[29/04/2009] Energia

Nucleare: la Cina scava l’uranio in Kazakistan e la Russia si preoccupa

LIVORNO. Secondo il giornale russo Nezavissimaïa gazeta , un’impresa mista sino-kazaka ieri ha iniziato lo sfruttamento di una nuova miniera di uranio nel Kazakistan. La Cina mette così piedi nel settore dell’uranio in un Paese dell’ex Urss, un campo finora tabù per gli stranieri e poi per i non russi. Il regime di Astana dà nuovi segnali della sua volontà di cercare relazione economiche diverse dall’abbraccio soffocante di Mosca nell’utilizzo del nucleare civile.

Il progetto minerario di Irkol si sviluppa nel quadro dell’accordo firmato nell’ottobre 2008 tra la Kazatomprom e il China Guangdong Nuclear Power Group (Cgnpg). Nel 2009 il progetto sino-kazako prevede di estrarre 500 tonnellate d’uranio, che poi dovrebbero arrivare a 750 tonnellate all’anno nel 2010. Il contratto venticinquennale per lo sfruttamento della miniera di Irkol prevede che tutto l’uranio estratto sarà destinato alle centrali nucleari cinesi.

Si pensa che il Kazakistan abbia riserve di uranio per 622.000 tonnellate e sono in funzione 9 miniere nei 19 siti esistenti nel Paese, compreso quello di Zarechnoie che è sfruttato da due anni da una joint venture russo-kazaka. I russi guardano con preoccupazione allo sfondamento cinese in Asia centrale: le forniture di uranio kazako sono vitali per Rosatom, visto che la produzione interna della Russia copre solo il 20% del fabbisogno dell’imponente apparato nucleare russo. Mosca teme una penuria di carburante nucleare, per ora compensata dalle riserve accumulate all’epoca dell’Urss, quando il Kazakistan ed altre repubbliche oggi indipendenti subivano un devastante sfruttamento minerario che ha prodotto catastrofi naturali di vastissima portata e che nessuno ha nemmeno cercato di arginare.

Le riserve di uranio russe basterebbero però solo per 10 - 15 anni. Per questo ultimamente l’oligarchia energetico-nucleare russa ha tentato di realizzare una “banca” di combustibile nucleare alla quale possa attingere tutto il mondo ed avviato frenetici contatti per acquistare uranio in Australia, Mongolia, Sudafrica… mentre Rosatom sta facendo pressing sui Paesi dell’ex Urss della Comunità degli Stati indipendenti per poter mantenere un rapporto privilegiato, in nome della “fraterna amicizia tra i popoli” per poter ridurre i costi di trasporto dell’uranio che altrimenti sarebbe costretta a comprare nell’altra parte del mondo.

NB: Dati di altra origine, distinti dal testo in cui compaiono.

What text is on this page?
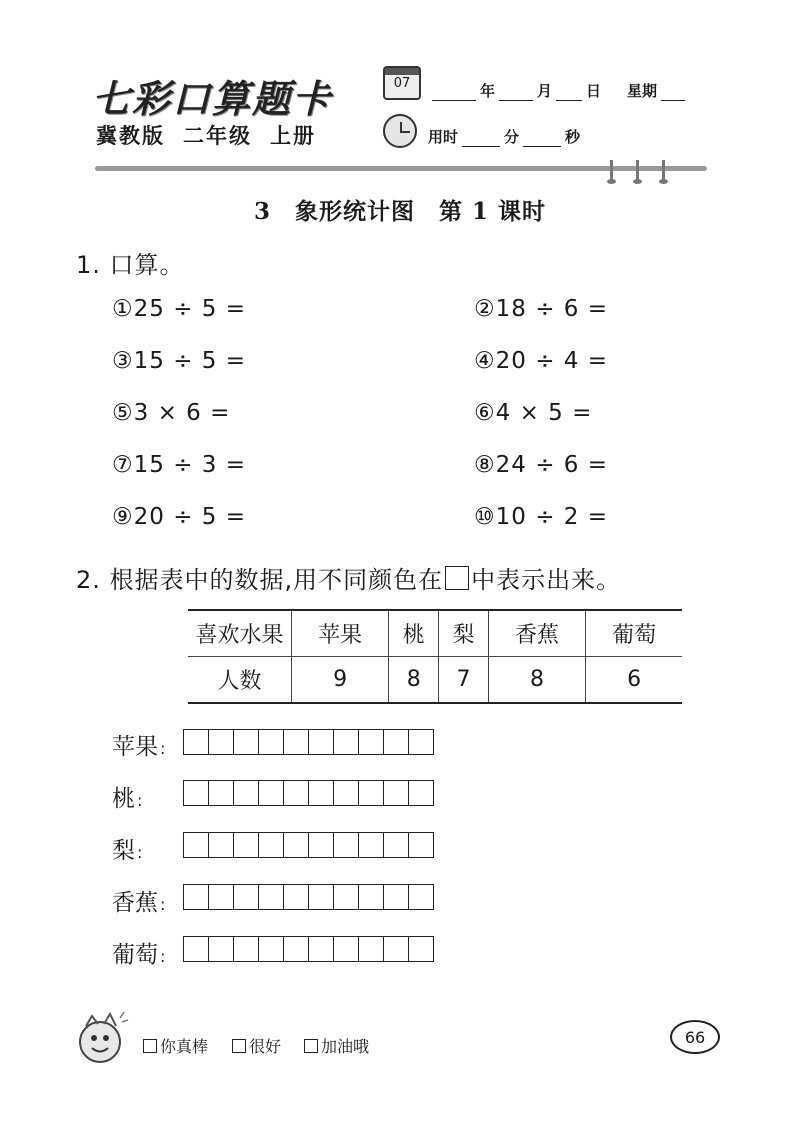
七彩口算题卡
冀教版 二年级 上册
07	年	月 日 星期
用时	分	秒
3　象形统计图　第 1 课时
1. 口算。
①25 ÷ 5 =	②18 ÷ 6 =
③15 ÷ 5 =	④20 ÷ 4 =
⑤3 × 6 =	⑥4 × 5 =
⑦15 ÷ 3 =	⑧24 ÷ 6 =
⑨20 ÷ 5 =	⑩10 ÷ 2 =
2. 根据表中的数据,用不同颜色在 中表示出来。
喜欢水果	苹果	桃	梨	香蕉	葡萄
人数	9	8	7	8	6
苹果 :
桃 :
梨 :
香蕉 :
葡萄 :
你真棒	很好 加油哦	66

Il piano russo, che non fa i conti con la fame dei Paesi asiatici per l’uranio sempre meno disponibile, prevede un aumento delle forniture da parte dei Paesi Csi fino a 2.500 tonnellate entro il 2010 e a 3.500 - 4.000 entro il 2020. I russi sembrano aver fatto i conti senza l’oste: non hanno avuto tutti i diritti di esplorazione e sfruttamento dei giacimenti di uranio che credevano che i kazaki avrebbero loro concesso senza battere ciglio e il Kazakistan ha ora davanti alle porte del suo governo dittatoriale una fila fatta da Francia, Canada e Cina che hanno già firmato con Astana contratti di partenariato atomico.